Opinion
Appeal No. 15384 Index No. 302481/15ECase No. 2021-01359
02-24-2022
Miller Leiby & Associates, P.C., New York (Jeffrey R. Miller of counsel), for appellant. Martin L. Ginsberg, P.C., Woodbury (Martin L. Ginsberg of counsel), for respondent.
Miller Leiby & Associates, P.C., New York (Jeffrey R. Miller of counsel), for appellant.
Martin L. Ginsberg, P.C., Woodbury (Martin L. Ginsberg of counsel), for respondent.
Before: Webber, J.P., Kern, Moulton, González, Mendez, JJ.
Order, Supreme Court, Bronx County (Donald A. Miles, J.), entered on or about November 23, 2020, which, to the extent appealed from as limited by the briefs, granted plaintiff's motion to vacate a prior order granting defendant's unopposed motion for summary judgment, and upon vacatur, denied defendant's motion for summary judgment, unanimously reversed, on the law, without costs, and plaintiff's motion to vacate denied. The Clerk is directed to enter judgment dismissing the complaint.

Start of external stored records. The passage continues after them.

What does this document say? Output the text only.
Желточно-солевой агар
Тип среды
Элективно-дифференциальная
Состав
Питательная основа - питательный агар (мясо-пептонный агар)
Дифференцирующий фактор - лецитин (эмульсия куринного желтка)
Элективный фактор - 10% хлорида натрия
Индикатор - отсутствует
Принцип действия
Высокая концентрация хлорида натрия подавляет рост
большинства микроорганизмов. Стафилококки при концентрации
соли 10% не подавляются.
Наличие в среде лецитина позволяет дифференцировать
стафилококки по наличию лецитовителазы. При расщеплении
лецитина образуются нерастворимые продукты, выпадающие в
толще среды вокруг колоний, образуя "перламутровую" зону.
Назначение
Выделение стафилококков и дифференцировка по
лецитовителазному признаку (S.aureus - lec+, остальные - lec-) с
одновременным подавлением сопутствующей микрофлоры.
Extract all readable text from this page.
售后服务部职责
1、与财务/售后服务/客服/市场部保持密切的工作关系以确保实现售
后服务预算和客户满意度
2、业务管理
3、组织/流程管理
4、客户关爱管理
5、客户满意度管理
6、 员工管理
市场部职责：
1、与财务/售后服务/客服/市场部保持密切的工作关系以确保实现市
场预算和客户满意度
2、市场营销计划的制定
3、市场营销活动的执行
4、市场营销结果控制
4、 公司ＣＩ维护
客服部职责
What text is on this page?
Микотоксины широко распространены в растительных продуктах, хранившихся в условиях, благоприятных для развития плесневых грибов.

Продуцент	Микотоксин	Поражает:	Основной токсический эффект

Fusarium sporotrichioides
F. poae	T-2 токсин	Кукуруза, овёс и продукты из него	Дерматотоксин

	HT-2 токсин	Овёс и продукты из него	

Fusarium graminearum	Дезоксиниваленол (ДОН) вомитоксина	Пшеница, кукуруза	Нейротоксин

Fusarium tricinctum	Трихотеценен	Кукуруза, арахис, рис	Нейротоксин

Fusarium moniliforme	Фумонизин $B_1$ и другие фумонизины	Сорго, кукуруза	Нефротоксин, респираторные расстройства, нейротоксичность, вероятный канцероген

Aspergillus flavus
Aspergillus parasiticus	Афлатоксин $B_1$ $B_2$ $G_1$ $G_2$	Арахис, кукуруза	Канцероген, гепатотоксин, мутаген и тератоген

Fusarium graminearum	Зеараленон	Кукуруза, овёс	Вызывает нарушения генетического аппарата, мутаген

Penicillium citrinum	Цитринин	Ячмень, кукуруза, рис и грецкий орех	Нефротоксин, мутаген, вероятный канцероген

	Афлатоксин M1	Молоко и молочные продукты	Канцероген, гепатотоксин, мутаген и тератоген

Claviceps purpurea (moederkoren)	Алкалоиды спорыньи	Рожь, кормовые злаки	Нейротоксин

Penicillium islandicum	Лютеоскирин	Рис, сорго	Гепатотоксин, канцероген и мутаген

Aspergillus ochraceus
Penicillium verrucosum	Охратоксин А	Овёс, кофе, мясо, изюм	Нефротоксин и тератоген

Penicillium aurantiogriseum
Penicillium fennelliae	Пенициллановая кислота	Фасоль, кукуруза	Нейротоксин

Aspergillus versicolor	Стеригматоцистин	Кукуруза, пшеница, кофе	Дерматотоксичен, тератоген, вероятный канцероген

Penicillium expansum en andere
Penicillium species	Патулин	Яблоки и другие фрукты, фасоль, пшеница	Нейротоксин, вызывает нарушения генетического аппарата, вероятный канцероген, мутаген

In this action in which plaintiff sustained injuries when she slipped and fell on the sidewalk owned by defendant, her affidavit that she slipped on ice on the sidewalk contradicted her earlier deposition testimony that she did not know what she slipped on, and thus created only a feigned issue of fact, which was insufficient to defeat defendant's motion (see Mermelstein v East Winds Co., 136 A.D.3d 505, 505 [1st Dept 2016]; Telfeyan v City of New York, 40 A.D.3d 372, 373 [1st Dept 2007]).

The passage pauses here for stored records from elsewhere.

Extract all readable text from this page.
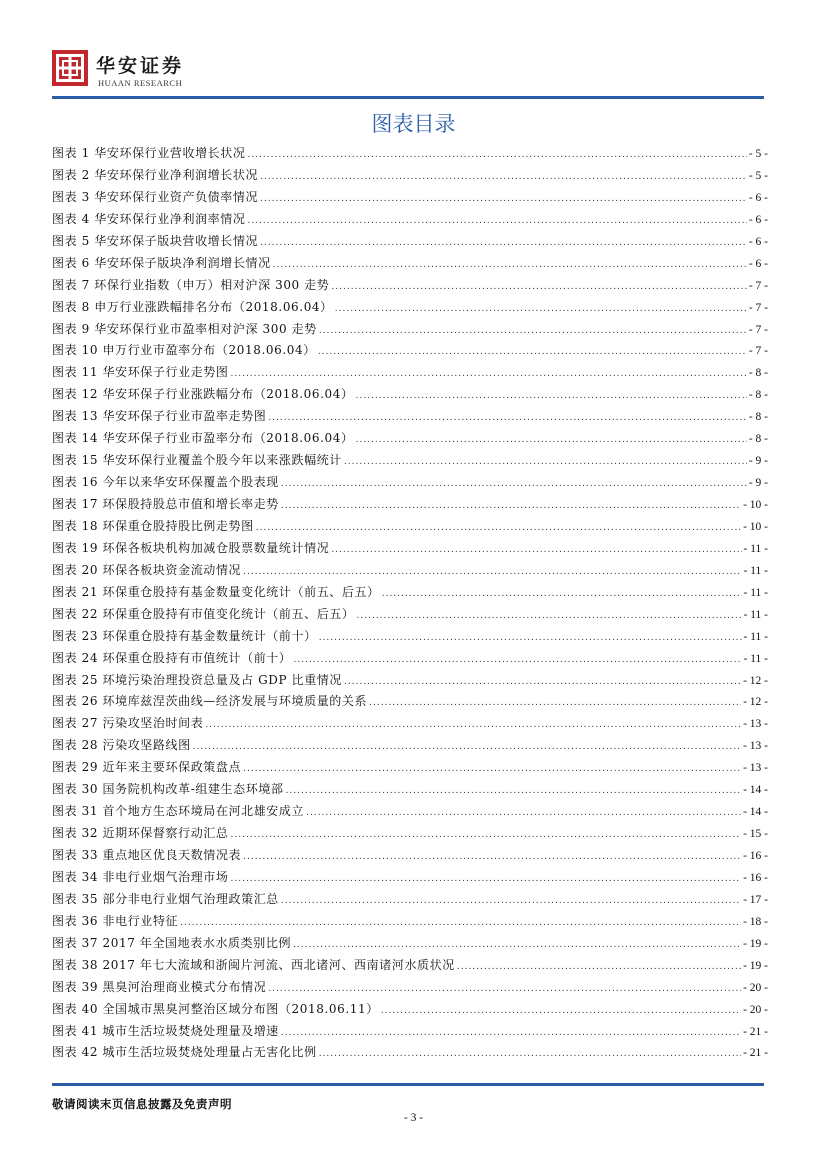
华安证券
HUAAN RESEARCH
图表目录
图表 1 华安环保行业营收增长状况 .....	- 5 -
图表 2 华安环保行业净利润增长状况 .....	- 5 -
图表 3 华安环保行业资产负债率情况 .....	- 6 -
图表 4 华安环保行业净利润率情况 .....	- 6 -
图表 5 华安环保子版块营收增长情况 .....	- 6 -
图表 6 华安环保子版块净利润增长情况 .....	- 6 -
图表 7 环保行业指数（申万）相对沪深 300 走势 .....	- 7 -
图表 8 申万行业涨跌幅排名分布（2018.06.04） .....	- 7 -
图表 9 华安环保行业市盈率相对沪深 300 走势 .....	- 7 -
图表 10 申万行业市盈率分布（2018.06.04） .....	- 7 -
图表 11 华安环保子行业走势图 .....	- 8 -
图表 12 华安环保子行业涨跌幅分布（2018.06.04） .....	- 8 -
图表 13 华安环保子行业市盈率走势图 .....	- 8 -
图表 14 华安环保子行业市盈率分布（2018.06.04） .....	- 8 -
图表 15 华安环保行业覆盖个股今年以来涨跌幅统计 .....	- 9 -
图表 16 今年以来华安环保覆盖个股表现 .....	- 9 -
图表 17 环保股持股总市值和增长率走势 .....	- 10 -
图表 18 环保重仓股持股比例走势图 .....	- 10 -
图表 19 环保各板块机构加减仓股票数量统计情况 .....	- 11 -
图表 20 环保各板块资金流动情况 .....	- 11 -
图表 21 环保重仓股持有基金数量变化统计（前五、后五） .....	- 11 -
图表 22 环保重仓股持有市值变化统计（前五、后五） .....	- 11 -
图表 23 环保重仓股持有基金数量统计（前十） .....	- 11 -
图表 24 环保重仓股持有市值统计（前十） .....	- 11 -
图表 25 环境污染治理投资总量及占 GDP 比重情况 .....	- 12 -
图表 26 环境库兹涅茨曲线—经济发展与环境质量的关系 .....	- 12 -
图表 27 污染攻坚治时间表 .....	- 13 -
图表 28 污染攻坚路线图 .....	- 13 -
图表 29 近年来主要环保政策盘点 .....	- 13 -
图表 30 国务院机构改革-组建生态环境部 .....	- 14 -
图表 31 首个地方生态环境局在河北雄安成立 .....	- 14 -
图表 32 近期环保督察行动汇总 .....	- 15 -
图表 33 重点地区优良天数情况表 .....	- 16 -
图表 34 非电行业烟气治理市场 .....	- 16 -
图表 35 部分非电行业烟气治理政策汇总 .....	- 17 -
图表 36 非电行业特征 .....	- 18 -
图表 37 2017 年全国地表水水质类别比例 .....	- 19 -
图表 38 2017 年七大流域和浙闽片河流、西北诸河、西南诸河水质状况 .....	- 19 -
图表 39 黑臭河治理商业模式分布情况 .....	- 20 -
图表 40 全国城市黑臭河整治区域分布图（2018.06.11） .....	- 20 -
图表 41 城市生活垃圾焚烧处理量及增速 .....	- 21 -
图表 42 城市生活垃圾焚烧处理量占无害化比例 .....	- 21 -
敬请阅读末页信息披露及免责声明
- 3 -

Plaintiff's decision to walk on the outside of a shoveled path in front of the building that had been cleared of snow and ice was the sole proximate cause of her accident (see Anderson v Verizon N.Y., Inc., 190 A.D.3d 515 [1st Dept 2021]; Tzamarot v JP Morgan Chase & Co., 167 A.D.3d 550 [1st Dept 2018], lv denied 33 N.Y.3d 904 [2019]).